Sunday, February 10, 2008

Bush shortchanges infrastructure


President Bush -- who ran for office on a platform that included smaller government -- secured a dubious place in history as the first president to submit to Congress a $3 trillion budget. Bush again proposed increasing funds for defense and homeland security, while the rest of the budget for FY '09 keeps all other departments to less than a one percent growth, with many receiving a budget reduction. The Department of Transportation took a multi-billion hit as the budget was reduced 3.1 percent, a $2.13 billion cut, to $68.2 billion. The budget provides the Federal Highway Administration $39.4 billion, almost $2 billion less than the funding level of $41.2 billion prescribed for 2009 by SAFETEA-LU. According to NSSGA, the reason given for the cut is that last year Congress overspent the amount agreed to in SAFETEA-LU when it allocated $1 billion for bridge repairs in the final spending bill of FY '08. The administration also proposes a $3.15 billion rescission of state highway contract authority and additional funds from earmarks in prior transportation authorization bills.
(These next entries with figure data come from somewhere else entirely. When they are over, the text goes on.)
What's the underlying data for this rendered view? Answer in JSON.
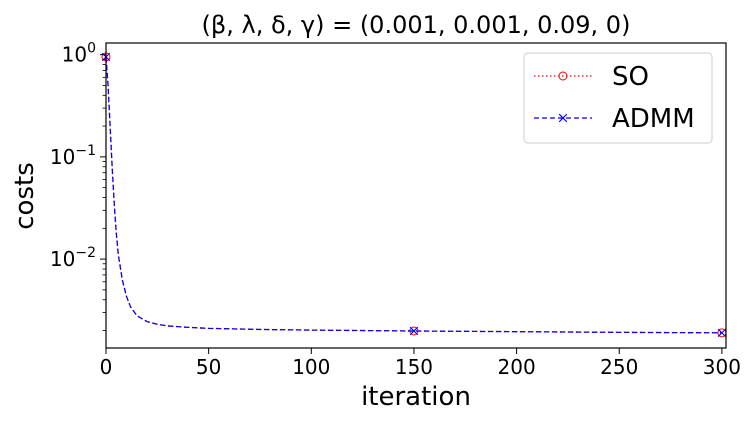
{
  "chart_data": {
    "type": "line",
    "title": "(β, λ, δ, γ) = (0.001, 0.001, 0.09, 0)",
    "xlabel": "iteration",
    "ylabel": "costs",
    "xlim": [
      0,
      302
    ],
    "ylim": [
      0.00135,
      1.3
    ],
    "yscale": "log",
    "grid": false,
    "legend_position": "top-right",
    "x_ticks": [
      0,
      50,
      100,
      150,
      200,
      250,
      300
    ],
    "x_tick_labels": [
      "0",
      "50",
      "100",
      "150",
      "200",
      "250",
      "300"
    ],
    "y_ticks": [
      1,
      0.1,
      0.01
    ],
    "y_tick_labels": [
      {
        "base": "10",
        "exp": "0"
      },
      {
        "base": "10",
        "exp": "−1"
      },
      {
        "base": "10",
        "exp": "−2"
      }
    ],
    "series": [
      {
        "name": "SO",
        "color": "#ff0000",
        "line_style": "dotted",
        "marker": "circle",
        "x": [
          0,
          1,
          2,
          3,
          4,
          5,
          6,
          8,
          10,
          12,
          15,
          20,
          25,
          30,
          40,
          50,
          75,
          100,
          150,
          200,
          250,
          300
        ],
        "y": [
          0.95,
          0.5,
          0.2,
          0.08,
          0.035,
          0.018,
          0.011,
          0.0062,
          0.0043,
          0.0034,
          0.0028,
          0.00245,
          0.0023,
          0.00222,
          0.00215,
          0.0021,
          0.00205,
          0.00202,
          0.00198,
          0.00195,
          0.00192,
          0.0019
        ],
        "marker_x": [
          0,
          150,
          300
        ]
      },
      {
        "name": "ADMM",
        "color": "#0000ff",
        "line_style": "dashed",
        "marker": "x",
        "x": [
          0,
          1,
          2,
          3,
          4,
          5,
          6,
          8,
          10,
          12,
          15,
          20,
          25,
          30,
          40,
          50,
          75,
          100,
          150,
          200,
          250,
          300
        ],
        "y": [
          0.95,
          0.5,
          0.2,
          0.08,
          0.035,
          0.018,
          0.011,
          0.0062,
          0.0043,
          0.0034,
          0.0028,
          0.00245,
          0.0023,
          0.00222,
          0.00215,
          0.0021,
          0.00205,
          0.00202,
          0.00198,
          0.00195,
          0.00192,
          0.0019
        ],
        "marker_x": [
          0,
          150,
          300
        ]
      }
    ]
  }
}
Reasoning that if those projects have not secured at least 10 percent of the total needed for completion over the past 10 years, the money would be better spent elsewhere. Of that total, $175 million is reallocated to the administration's new congestion relief initiative. Another $8.593 billion rescission in contract authority is mandated on Sept. 30, 2009, by SAFETEA-LU (this was done to keep the total amount to the $256 billion agreed to by Congress) unless the highway bill is reauthorized first. Your comment?